Music streaming is hot. The music streaming business is a little more difficult. The subscription model is in, ad-serving not so much, at least with investors. Artists and their publishers wave their hands - or lawyers - and rights fees are raised. The biggest of the music streamers have deep pockets and, maybe, time to play. Investors see supply and demand. It’s not like coal mining.

words don't get in the wayMusic streaming surged in 2017, showing significant growth in the UK, US and elsewhere. Music consumption overall hit a two-decade peak in the UK, according to trade organization BPI. Year on year growth for audio streaming in the US was 58%, according Nielsen’s year end report (January 4). Global recorded music revenues were up 5.9%, fastest in two decades according to IFPI, with streaming revenues up 60% one year on. CDs and downloads, generally, have suffered. Physical albums - vinyl - have seen a hipster rebirth in recent years.

The global streaming music market leader is Spotify with more than 70 million paid subscribers and, reported The Verge (January 4), 140 million active users. Spotify was developed in Sweden just short of a decade ago and has a major operational base in London, a subsidiary of a Luxembourg holding company. It has been very popular, too, with big league institutional investors. The company’s market value, estimated by Reuters (December 14), is US$19 billion, up from US$16 billion earlier last year.

Spotify’s much anticipated initial public offering (IPO) is coming soon as a direct private offering (DPO). Just before the new year the company filed paperwork with the US Securities and Exchange Commission (SEC) for listing on the New York Stock Exchange (NYSE). Fat with cash the company is using the rare direct listing method to allow current investors - now debt holders - to cash-out as those huge investment banking fees are avoided. Stock traders were also somewhat surprised the company has chosen the NYSE over the more tech-friendly NASDEQ. Expect the big day somewhere around mid-March and Spotify might opt instead for an IPO.

Music streaming services live and die by their relationships with copyright holders, all of whom keep their own business by eking out incrementally higher fees. Both Facebook and YouTube recently struck deals to license music videos from the Universal Music Group (UMG) catalogue. Shortly before filing the SEC papers, Spotify heard from Wixen Music Publishing demanding US$1.6 billion for increased compensation plus “injunctive relief,” reported Hollywood Reporter (January 2). Wixen Music administers rights for a slew of hits, including the Doors “Light My Fire,” and composers Neil Young, Donald Fagen (Steely Dan) and the estate of the late Tom Petty.

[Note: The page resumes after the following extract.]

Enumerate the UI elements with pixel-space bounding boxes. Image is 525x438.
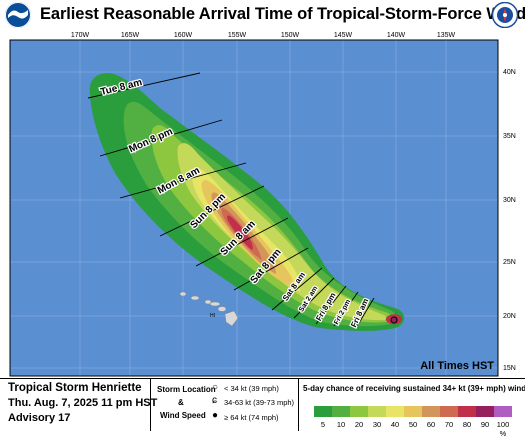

Risk-averse Investors are generally skittish about loud lawsuits falling ahead of an IPO - or DPO, in this case - but demand for music streaming investment vehicles is high and supply is low.

Others in the music streaming sphere are under pressure. Apple bought popular music recognition app Shazam in December, planning to fold it into Apple Music. The long expected demise of the iTunes Music Store in favor of the Apple Music product has been consistently denied by the company. Then, too, legendary music industry executive Jimmy Iovine, who without a specific title gets credit for propelling Apple Music, is leaving the company later this year.

"The streaming services have a bad situation, there's no margins, they're not making any money," said Mr. Iovine, quoted by Billboard (November 29). "Amazon sells Prime; Apple sells telephones and iPads; Spotify, they're going to have to figure out a way to get that audience to buy something else. If tomorrow morning (Amazon chief executive) Jeff Bezos wakes up and says, 'You know what? I heard the word "$7.99" I don't know what it means, and someone says, 'Why don't we try $7.99 for music?' Woah, guess what happens?"